The comparison of the proposed automated quantification method results with those of Kesner et al. [5] shows that similar performance could be achieved using both methods (Tables 6 and 7). The main strength of our fully automated approach is that only minor preprocessing of the images is required to select the same field of view, while most other approaches rely on partially segmented images and/or the use of external fiducial markers.

Conclusion

We propose a novel atlas-guided approach for automated quantification of small animal PET studies. To this end, preprocessing for adaptation of PET/CT images of the actual mouse study and atlas fields of view is required. Automated quantification is achieved through 3-D image registration between CT images of the actual mouse and the Digimouse atlas. The transformations achieving this are afterwards applied to corresponding PET images to put them in the Digimouse image space. The Digimouse segmentation is used to define the regions of interest for quantitative analysis.
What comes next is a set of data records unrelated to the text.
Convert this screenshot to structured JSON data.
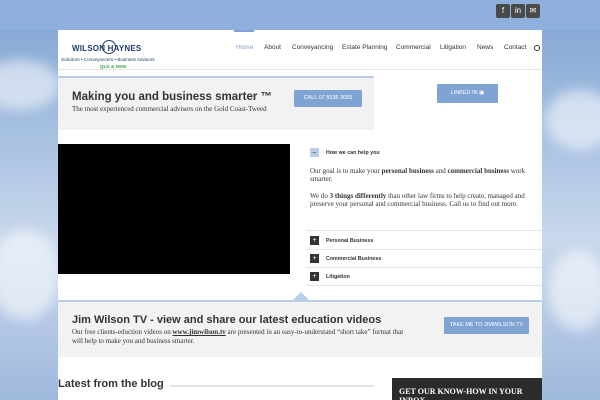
{
  "social": {
    "icons": [
      "facebook-icon",
      "linkedin-icon",
      "email-icon"
    ],
    "glyphs": [
      "f",
      "in",
      "✉"
    ]
  },
  "logo": {
    "name": "WILSON HAYNES",
    "tagline": "Solicitors • Conveyancers • Business Advisors",
    "region": "QLD & NSW"
  },
  "nav": {
    "items": [
      "Home",
      "About",
      "Conveyancing",
      "Estate Planning",
      "Commercial",
      "Litigation",
      "News",
      "Contact"
    ],
    "active": "Home"
  },
  "hero": {
    "title": "Making you and business smarter ™",
    "subtitle": "The most experienced commercial advisers on the Gold Coast-Tweed",
    "call_label": "CALL 07 5536 3055",
    "linkedin_label": "LINKED IN"
  },
  "accordion": {
    "open_title": "How we can help you",
    "p1_prefix": "Our goal is to make your ",
    "p1_bold1": "personal business",
    "p1_mid": " and ",
    "p1_bold2": "commercial business",
    "p1_suffix": " work smarter.",
    "p2_prefix": "We do ",
    "p2_bold": "3 things differently",
    "p2_suffix": " than other law firms to help create, managed and preserve your personal and commercial business. Call us to find out more.",
    "items": [
      "Personal Business",
      "Commercial Business",
      "Litigation"
    ]
  },
  "tv": {
    "title": "Jim Wilson TV - view and share our latest education videos",
    "sub_prefix": "Our free clients-eduction videos on ",
    "sub_link": "www.jimwilson.tv",
    "sub_suffix": " are presented in an easy-to-understand “short take” format that will help to make you and business smarter.",
    "button_label": "TAKE ME TO JIMWILSON.TV"
  },
  "blog": {
    "title": "Latest from the blog"
  },
  "newsletter": {
    "title": "GET OUR KNOW-HOW IN YOUR INBOX"
  },
  "colors": {
    "accent": "#7fa3d2",
    "dark": "#333333",
    "panel": "#f2f2f2"
  }
}
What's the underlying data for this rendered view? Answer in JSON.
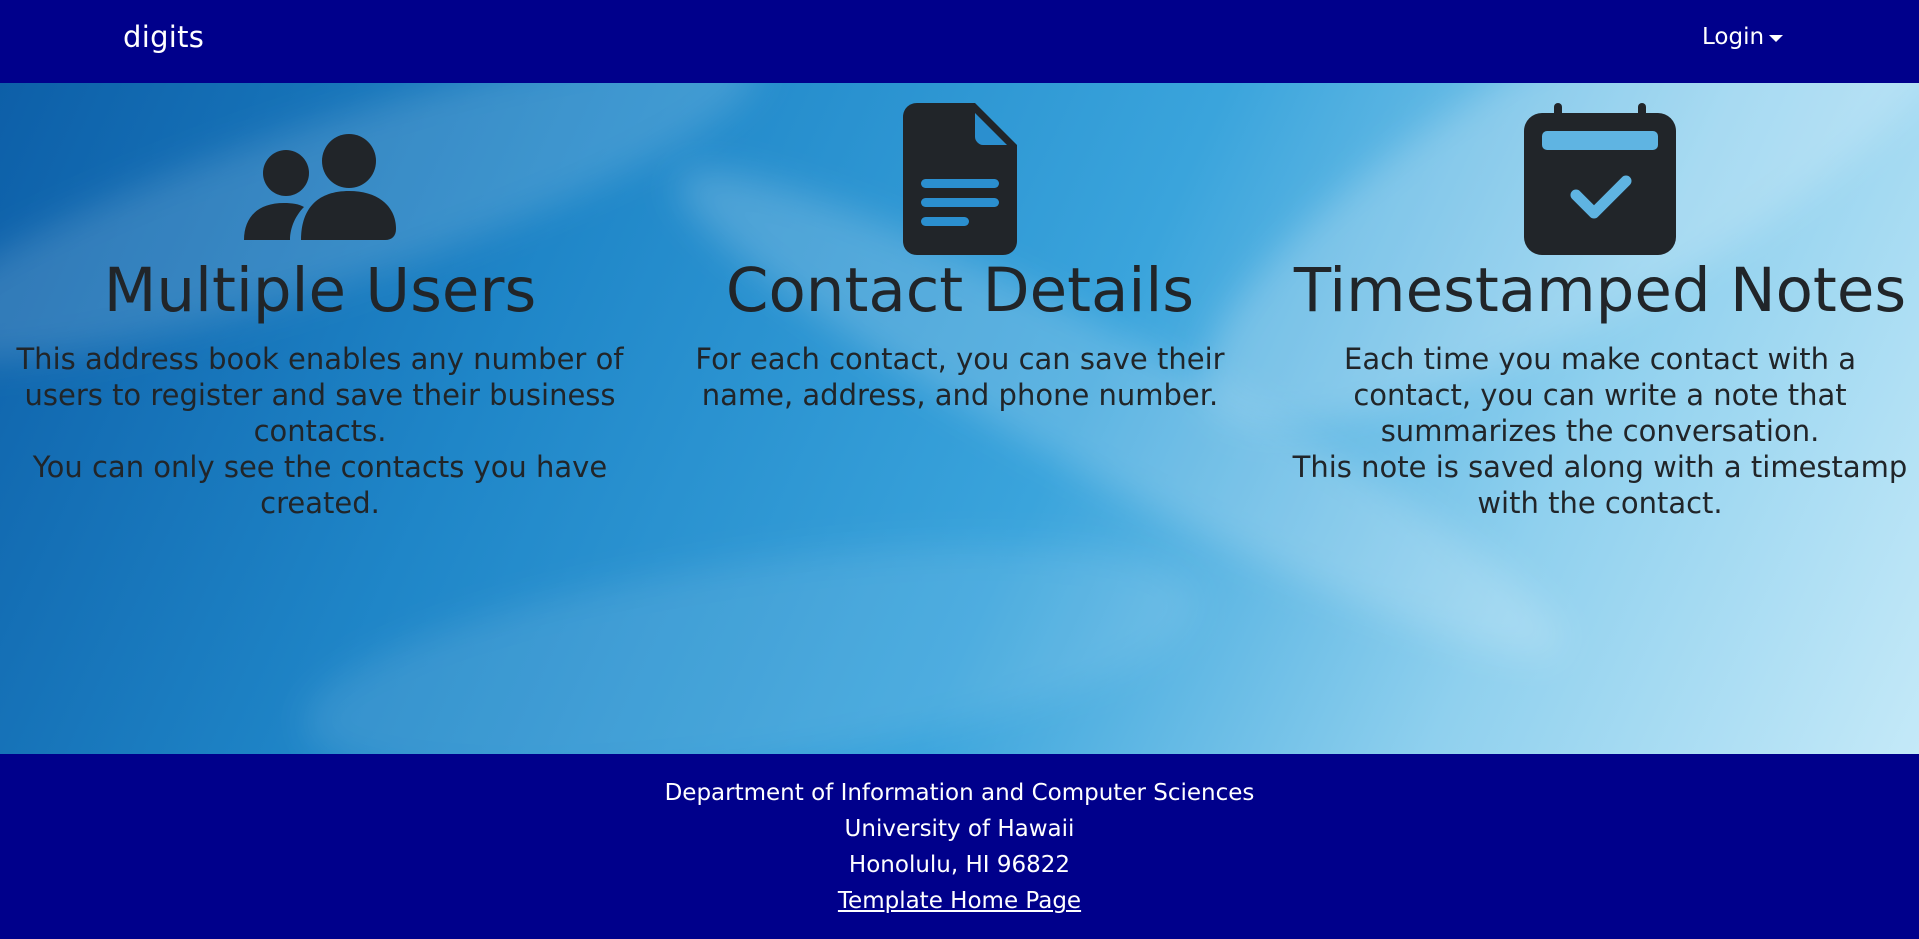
{
  "navbar": {
    "brand": "digits",
    "login_label": "Login",
    "background": "#00008b"
  },
  "features": [
    {
      "icon": "people-icon",
      "title": "Multiple Users",
      "lines": [
        "This address book enables any number of users to register and save their business contacts.",
        "You can only see the contacts you have created."
      ]
    },
    {
      "icon": "file-text-icon",
      "title": "Contact Details",
      "lines": [
        "For each contact, you can save their name, address, and phone number."
      ]
    },
    {
      "icon": "calendar-check-icon",
      "title": "Timestamped Notes",
      "lines": [
        "Each time you make contact with a contact, you can write a note that summarizes the conversation.",
        "This note is saved along with a timestamp with the contact."
      ]
    }
  ],
  "footer": {
    "line1": "Department of Information and Computer Sciences",
    "line2": "University of Hawaii",
    "line3": "Honolulu, HI 96822",
    "link_label": "Template Home Page",
    "background": "#00008b"
  },
  "colors": {
    "text": "#212529",
    "footer_text": "#ffffff"
  }
}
The method proved to provide similar performance compared to other proposed techniques requiring user intervention [5, 39, 40]. Normalized mean activity estimation was preserved between reference and automated measures in most of the regions considered, with relative errors below 10 %. The only regions resulting in higher relative errors are those corresponding to small organs presenting a large variability among mice such as the testicles, bladder, kidneys and pancreas. This can also be explained by physiological respiratory motion, cardiac motion and periodic filling and emptying of the bladder. This was, however, expected from image registration assessment results. Further refinement of the latter procedure is underway.